La investigación se inició a raíz de un llamado de la hermana de la víctima, quien alertó a la policía que no podía comunicarse con ella y que la pareja de su hermana presentaba rasguños en el rostro. Al llegar al domicilio, el personal policial constató las heridas en la cara de Borges y notó incongruencias en su relato. Tras obtener su autorización para revisar la propiedad, los agentes observaron una manta con una mancha de sangre y tierra removida en el patio trasero, lo que motivó la inmediata demora del sospechoso.
Luego de la detención, un operativo de búsqueda con personal especializado y perros adiestrados permitió hallar rastros de sangre de la víctima sobre la ruta 102. Finalmente, el cuerpo fue encontrado en un zanjón en el Camino de la Cruz, a un metro y medio de profundidad y tapado con vegetación, presentando evidentes signos de estrangulamiento.
En su sentencia, el tribunal destacó la brutalidad del hecho: “este hombre ejerció la violencia más extrema que se puede ejercer contra una mujer: acabar con su vida, darle muerte.

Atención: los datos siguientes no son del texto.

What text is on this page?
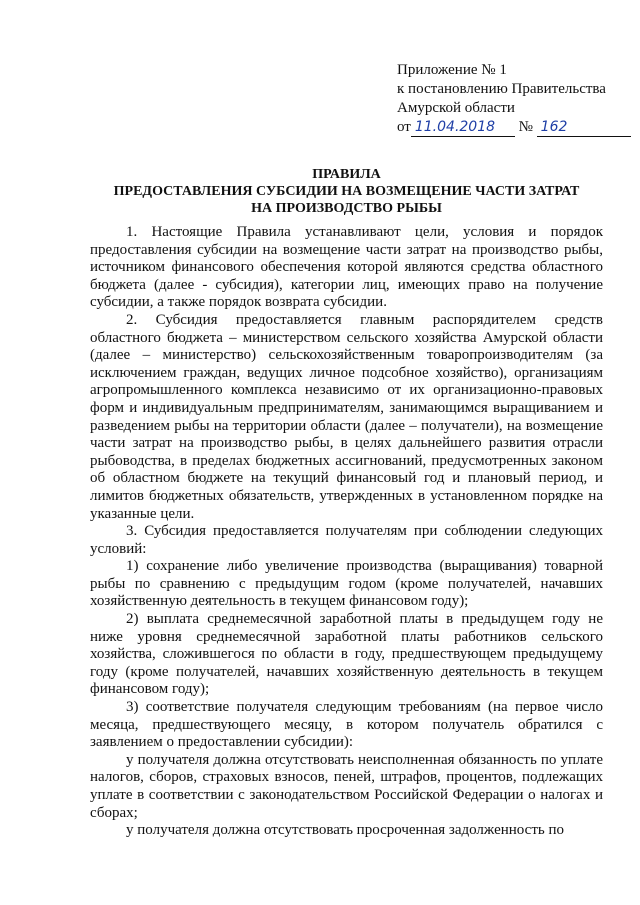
Приложение № 1
к постановлению Правительства
Амурской области
от 11.04.2018 № 162
ПРАВИЛА
ПРЕДОСТАВЛЕНИЯ СУБСИДИИ НА ВОЗМЕЩЕНИЕ ЧАСТИ ЗАТРАТ
НА ПРОИЗВОДСТВО РЫБЫ

1. Настоящие Правила устанавливают цели, условия и порядок предоставления субсидии на возмещение части затрат на производство рыбы, источником финансового обеспечения которой являются средства областного бюджета (далее - субсидия), категории лиц, имеющих право на получение субсидии, а также порядок возврата субсидии.

2. Субсидия предоставляется главным распорядителем средств областного бюджета – министерством сельского хозяйства Амурской области (далее – министерство) сельскохозяйственным товаропроизводителям (за исключением граждан, ведущих личное подсобное хозяйство), организациям агропромышленного комплекса независимо от их организационно-правовых форм и индивидуальным предпринимателям, занимающимся выращиванием и разведением рыбы на территории области (далее – получатели), на возмещение части затрат на производство рыбы, в целях дальнейшего развития отрасли рыбоводства, в пределах бюджетных ассигнований, предусмотренных законом об областном бюджете на текущий финансовый год и плановый период, и лимитов бюджетных обязательств, утвержденных в установленном порядке на указанные цели.

3. Субсидия предоставляется получателям при соблюдении следующих условий:

1) сохранение либо увеличение производства (выращивания) товарной рыбы по сравнению с предыдущим годом (кроме получателей, начавших хозяйственную деятельность в текущем финансовом году);

2) выплата среднемесячной заработной платы в предыдущем году не ниже уровня среднемесячной заработной платы работников сельского хозяйства, сложившегося по области в году, предшествующем предыдущему году (кроме получателей, начавших хозяйственную деятельность в текущем финансовом году);

3) соответствие получателя следующим требованиям (на первое число месяца, предшествующего месяцу, в котором получатель обратился с заявлением о предоставлении субсидии):

у получателя должна отсутствовать неисполненная обязанность по уплате налогов, сборов, страховых взносов, пеней, штрафов, процентов, подлежащих уплате в соответствии с законодательством Российской Федерации о налогах и сборах;

у получателя должна отсутствовать просроченная задолженность по
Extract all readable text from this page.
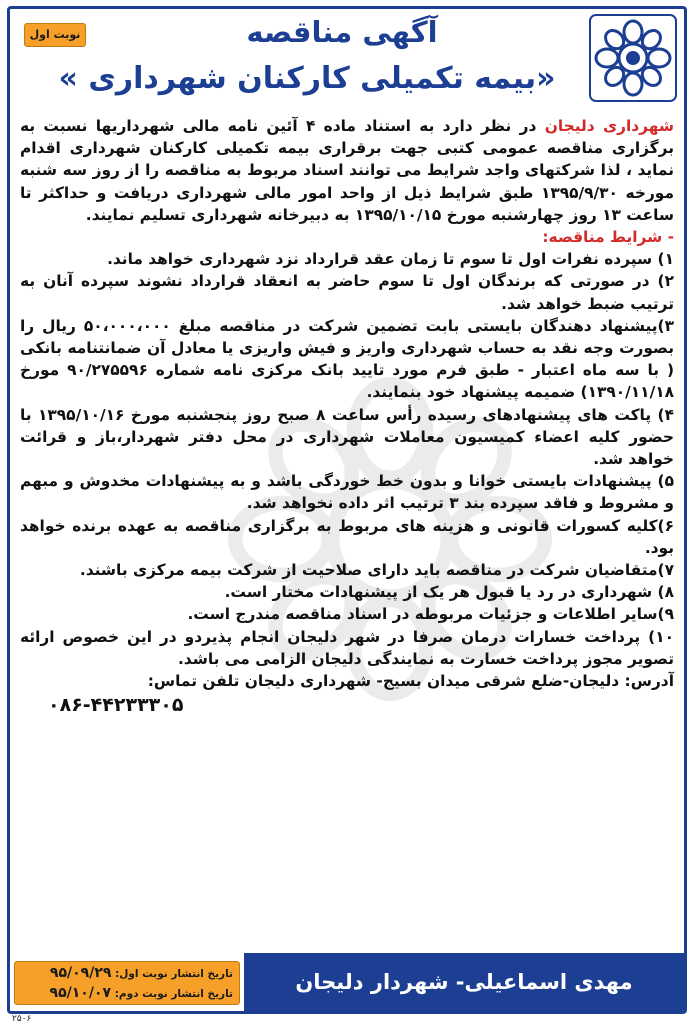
نوبت اول	آگهی مناقصه
«بیمه تکمیلی کارکنان شهرداری »

شهرداری دلیجان در نظر دارد به استناد ماده ۴ آئین نامه مالی شهرداریها نسبت به برگزاری مناقصه عمومی کتبی جهت برقراری بیمه تکمیلی کارکنان شهرداری اقدام نماید ، لذا شرکتهای واجد شرایط می توانند اسناد مربوط به مناقصه را از روز سه شنبه مورخه ۱۳۹۵/۹/۳۰ طبق شرایط ذیل از واحد امور مالی شهرداری دریافت و حداکثر تا ساعت ۱۳ روز چهارشنبه مورخ ۱۳۹۵/۱۰/۱۵ به دبیرخانه شهرداری تسلیم نمایند.

- شرایط مناقصه:

۱) سپرده نفرات اول تا سوم تا زمان عقد قرارداد نزد شهرداری خواهد ماند.

۲) در صورتی که برندگان اول تا سوم حاضر به انعقاد قرارداد نشوند سپرده آنان به ترتیب ضبط خواهد شد.

۳)پیشنهاد دهندگان بایستی بابت تضمین شرکت در مناقصه مبلغ ۵۰،۰۰۰،۰۰۰ ریال را بصورت وجه نقد به حساب شهرداری واریز و فیش واریزی یا معادل آن ضمانتنامه بانکی ( با سه ماه اعتبار - طبق فرم مورد تایید بانک مرکزی نامه شماره ۹۰/۲۷۵۵۹۶ مورخ ۱۳۹۰/۱۱/۱۸) ضمیمه پیشنهاد خود بنمایند.

۴) پاکت های پیشنهادهای رسیده رأس ساعت ۸ صبح روز پنجشنبه مورخ ۱۳۹۵/۱۰/۱۶ با حضور کلیه اعضاء کمیسیون معاملات شهرداری در محل دفتر شهردار،باز و قرائت خواهد شد.

۵) پیشنهادات بایستی خوانا و بدون خط خوردگی باشد و به پیشنهادات مخدوش و مبهم و مشروط و فاقد سپرده بند ۳ ترتیب اثر داده نخواهد شد.

۶)کلیه کسورات قانونی و هزینه های مربوط به برگزاری مناقصه به عهده برنده خواهد بود.

۷)متقاضیان شرکت در مناقصه باید دارای صلاحیت از شرکت بیمه مرکزی باشند.

۸) شهرداری در رد یا قبول هر یک از پیشنهادات مختار است.

۹)سایر اطلاعات و جزئیات مربوطه در اسناد مناقصه مندرج است.

۱۰) پرداخت خسارات درمان صرفا در شهر دلیجان انجام پذیردو در این خصوص ارائه تصویر مجوز پرداخت خسارت به نمایندگی دلیجان الزامی می باشد.

آدرس: دلیجان-ضلع شرقی میدان بسیج- شهرداری دلیجان تلفن تماس:

۰۸۶-۴۴۲۳۳۳۰۵

مهدی اسماعیلی- شهردار دلیجان
تاریخ انتشار نوبت اول: ۹۵/۰۹/۲۹
تاریخ انتشار نوبت دوم: ۹۵/۱۰/۰۷
۲۵۰۶
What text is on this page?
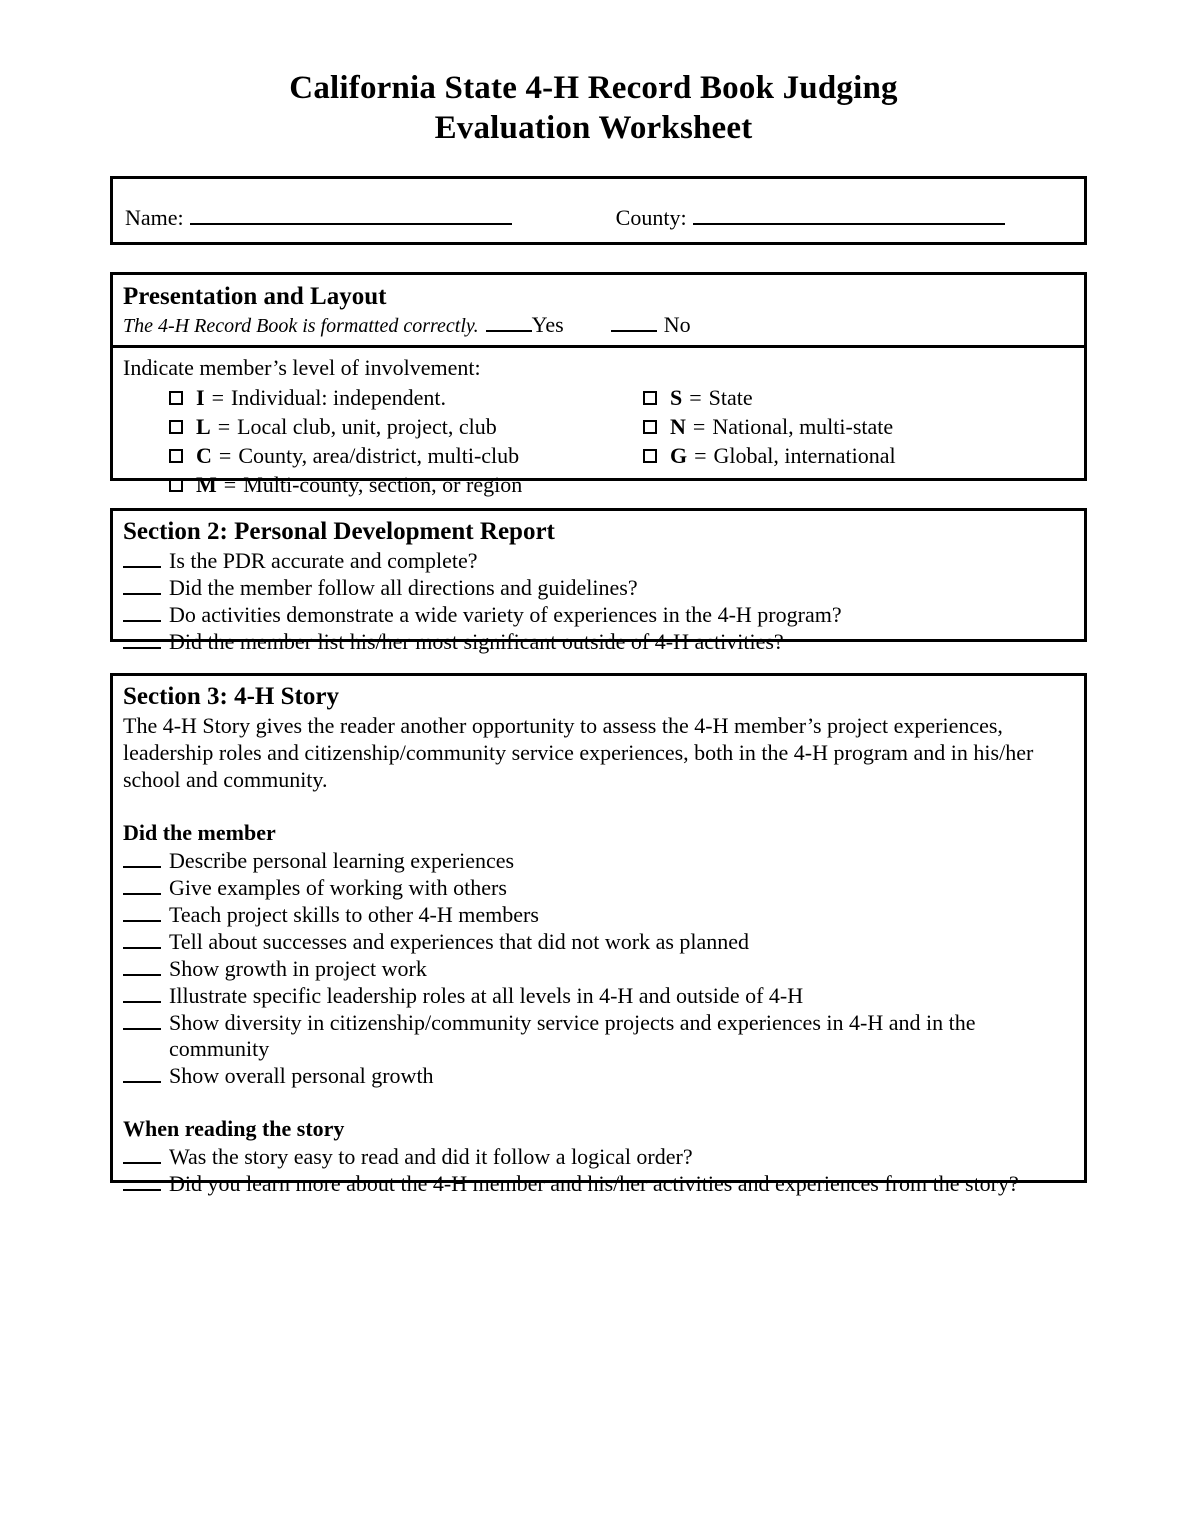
California State 4-H Record Book Judging
Evaluation Worksheet
Name:	County:

Presentation and Layout

The 4-H Record Book is formatted correctly. Yes	No

Indicate member’s level of involvement:

I = Individual: independent.
L = Local club, unit, project, club
C = County, area/district, multi-club
M = Multi-county, section, or region
S = State
N = National, multi-state
G = Global, international

Section 2: Personal Development Report

Is the PDR accurate and complete?
Did the member follow all directions and guidelines?
Do activities demonstrate a wide variety of experiences in the 4-H program?
Did the member list his/her most significant outside of 4-H activities?

Section 3: 4-H Story

The 4-H Story gives the reader another opportunity to assess the 4-H member’s project experiences, leadership roles and citizenship/community service experiences, both in the 4-H program and in his/her school and community.

Did the member

Describe personal learning experiences
Give examples of working with others
Teach project skills to other 4-H members
Tell about successes and experiences that did not work as planned
Show growth in project work
Illustrate specific leadership roles at all levels in 4-H and outside of 4-H
Show diversity in citizenship/community service projects and experiences in 4-H and in the community
Show overall personal growth

When reading the story

Was the story easy to read and did it follow a logical order?
Did you learn more about the 4-H member and his/her activities and experiences from the story?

Lo hizo en un contexto en el que ya se habían desplegado sobre ellas los distintos tipos de violencias ya mencionadas”. Los magistrados también señalaron la crueldad posterior al crimen: “resulta significativa la manera en que el acusado descartó el cuerpo. Luego de haberlo cambiado de lugar, finalmente, lo descartó, arrojándolo a un zanjón tapado de malezas y basura. Como si ya no le sirviera. El desprecio por la vida de la víctima que tuvo al momento de darle muerte, se extendió posteriormente”.
Para el tribunal, el crimen es una manifestación de un problema más profundo. “Esta extrema violencia tiene una profunda raíz, es la demostración de la violencia estructural que padecen las mujeres en el sistema patriarcal, que se materializa en la conducta aquí juzgada”, concluyeron los jueces. Al momento de definir la pena, consideraron como único atenuante la ausencia de antecedentes condenatorios de Borges.
Entre los agravantes, el tribunal valoró la extensión del daño causado, no solo a la víctima sino también a su familia y a su hijo, quien se encontraba en la casa cuando ocurrió el hecho y fue privado de su madre. Además, se ponderó la conducta posterior del condenado, quien “lejos de asumir su responsabilidad en el mismo, intentó ocultar lo que hizo, trasladando el cuerpo a dos lugares distintos para finalmente arrojarlo en un zanjón, con el trato degradante y humillante que ello implica”. Finalmente, los magistrados remarcaron que el imputado “aún en la audiencia, no mostró arrepentimiento de ningún tipo, sólo pretendió justificar en vano su violenta conducta”.